「隣のマンションに住むおじさんが、店のオープン前に入ってくるのですよ。こちらも『どうぞ』ってお迎えします。下町ならではの光景ですよね」。そう笑うのは、バルニバービ営業開発部の藤井菜央さんだ。

バルニバービの藤井菜央さん

ただ、この地元密着の光景が日常となるには、「豊年萬福」同様、長い道のりを要した。 「『ボン花火』の近くにMIRRORビルという複合商業施設を5年前にオープンしました。当時の蔵前は、個人経営のレストランなどはあるものの、大きめの商業施設がなく、騒音や匂いの問題もあり、近所からご指摘を受けることもありました。でもスタッフ自ら地元の方に挨拶に行ったり、周辺の掃除をしたり。そういう地道にコミュニケーションを続けた結果、祭りの神輿を担ぐまでの関係になりました」(藤井さん)。

MIRRORビルでのノウハウを参考に、2015年「ボン花火」をオープン。その翌年、元々12席あったテラス席を広げ“かわてらす”の社会実験を段階的に展開してきた。

最初のハードルとなったのは、河川敷地占用許可の申請書類の作成。

「何十種類もの書類を提出しましたね。加えて近隣の約30世帯と企業を一軒一軒まわり、署名をもらいました」(藤井さん)。

店の周りにはマンション、企業なども

住民の賛同を得るためのルールとして、「夜午後7時以降の予約は4人以上で取らない」「ビル側から見ても河川側から見ても景観を損なわないよう、植栽をたくさん置く」といった取り組みを実践する同店。

植栽をおいて、周辺住民の生活に配慮

その後、テレビや雑誌などに取り上げられたことによりテラス席を希望する客が増え、かわてらす開始から1カ月ほどしか経過していないが、すでにランチタイムの売上げは2倍になった。

そんな同店だが、課題は「冬のテラス運営」だという。

「屋根もなく吹きさらしなので当然寒くなりますよね。だからといって、テラス席を使わないと風化してしまう。なので、冬の間はこたつ席に変えることも検討しています。実際、当社が経営する両国テラスでは、秋冬の間は“こたつガーデン”となり、『鍋プラン』を用意しています。これも店舗デザインすべてを社内で手がけている強み。一年を通してテラスの楽しみ方を提案していければ」(藤井さん)。

冬のテラス席活用は、実験期間2年の間で減価償却できるかどうかにも大きく関わってくる。

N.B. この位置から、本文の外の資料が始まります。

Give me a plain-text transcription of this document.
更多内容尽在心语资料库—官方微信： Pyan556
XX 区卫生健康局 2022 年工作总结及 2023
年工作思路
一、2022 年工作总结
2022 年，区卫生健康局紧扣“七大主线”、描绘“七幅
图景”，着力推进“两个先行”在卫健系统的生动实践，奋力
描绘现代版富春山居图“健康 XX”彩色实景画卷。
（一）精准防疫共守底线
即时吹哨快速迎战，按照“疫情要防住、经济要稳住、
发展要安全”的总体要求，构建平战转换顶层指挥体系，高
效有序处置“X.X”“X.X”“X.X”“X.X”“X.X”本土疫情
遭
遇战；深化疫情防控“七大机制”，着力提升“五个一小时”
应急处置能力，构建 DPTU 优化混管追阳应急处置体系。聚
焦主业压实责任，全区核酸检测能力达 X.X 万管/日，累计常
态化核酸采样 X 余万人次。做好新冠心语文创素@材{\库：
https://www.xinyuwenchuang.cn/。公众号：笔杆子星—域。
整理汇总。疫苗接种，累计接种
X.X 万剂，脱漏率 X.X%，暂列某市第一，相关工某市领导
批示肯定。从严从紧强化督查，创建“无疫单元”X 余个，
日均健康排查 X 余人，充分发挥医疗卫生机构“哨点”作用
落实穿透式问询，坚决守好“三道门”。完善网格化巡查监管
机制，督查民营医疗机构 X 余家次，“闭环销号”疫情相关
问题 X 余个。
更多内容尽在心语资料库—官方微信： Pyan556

「現時点で減価償却できるかは正直分かりません。ただ水辺の賑わいはお金にかえられないもの。冬のテラス運営は近々の課題ですが、今後は屋形船をおりた後に『ボン花火』で食事をしてもらうなど、“かわてらす”を使った様々な施策を考えていきたいです」(藤井さん)。

ここ数年、御徒町、浅草橋と合わせて若いクリエイターが集まる“モノマチ”として注目を集める蔵前。“かわてらす”の盛り上がりは、若者の下町人気をさらに加速させる一助となるか。